Finding a biomarker in Alzheimer’s disease (AD) that translates into clinical meaningfulness has been a real challenge for the field of biomarkers in the central nervous system (CNS). The current way to definitively diagnose AD is through brain scans and tests of cerebrospinal fluid (CSF) that must be collected via lumbar puncture, but these procedures are invasive and expensive.
The lumbar puncture procedure is very invasive as it requires local anesthetic before a doctor inserts a needle between two vertebrae in the lower back, while a positron emission tomography (PET) scan, which is very expensive, can only detect amyloid betas in the brain with 20% to 30% accuracy.
These challenges created opportunities for biomarkers that can be measured by simple blood or urine tests at point-of-care. Researcher at UNT Health Science Center in Fort Worth developed a test that will find biomarker proteins in the blood to detect AD.
The trial, funded by a $6.5m grant from the National Institute on Aging, is now ongoing to prove the effectiveness and accuracy of the test in people 65 years or older who are experiencing memory issues; it will take three years before having full results. The test could be easily administered in a primary care physician’s office, with better accuracy compared to PET scan and a far cheaper cost, disrupting the expensive and invasive scanning and spinal fluid technologies.
There is a great unmet need for simple, inexpensive, and non-invasive tests that could be applied on a large scale to screen for AD. The current testing process for AD involves a lot of steps, such as a physician’s visit, further referral to a specialist, and a magnetic resonance imaging (MRI) or PET scan that is not reimbursed and very expensive. This process could take months, and blood tests in development for AD could satisfy this need with accuracy close to 90% and replace CSF testing and brain imaging.

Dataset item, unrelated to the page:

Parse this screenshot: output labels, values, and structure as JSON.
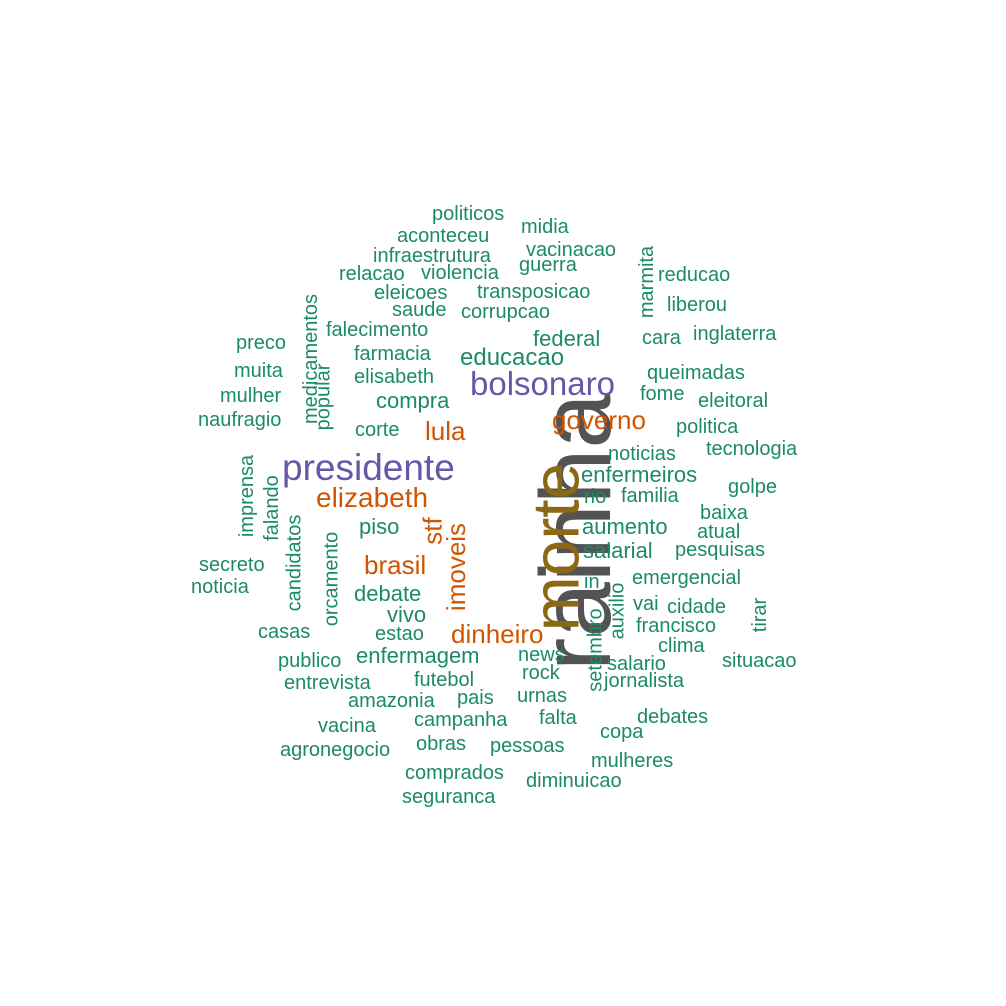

Challenges of implementing a new Alzheimer’s blood test
A major challenge impacting the development of blood-based biomarker tests is the blood-brain barrier (BBB), which functions to create a protective barrier around the brain and limits the flow of substances in or out of the CNS. It is quite difficult to determine whether peripheral measures of putative biomarkers are actually representative of what is going on within the section of the brain and CNS enclosed by the BBB. This difficulty has limited the development of biomarkers to a level where they can have clinical utility.
However, even without treatments being available, there is a value for patients and their families in obtaining an accurate diagnosis of AD, which could allow them to plan for their future, make lifestyle changes that could help prevent rapid disease progression, start symptomatic treatments earlier, or even make the decision to enroll in a clinical trial of AD treatments in development.
If physicians can easily and effectively detect AD in its early stages, they can enroll patients in experimental trials for preventative treatments, as lack of qualified patients for clinical trials is one of the primary reasons for drug-trial failures in AD. Having patients more carefully evaluated and referred to specialists who can administer more complex cognitive exams or utilize the latest diagnostic biomarker tools can confirm an AD diagnosis and enable researchers to develop preventative treatments that are most likely to be effective.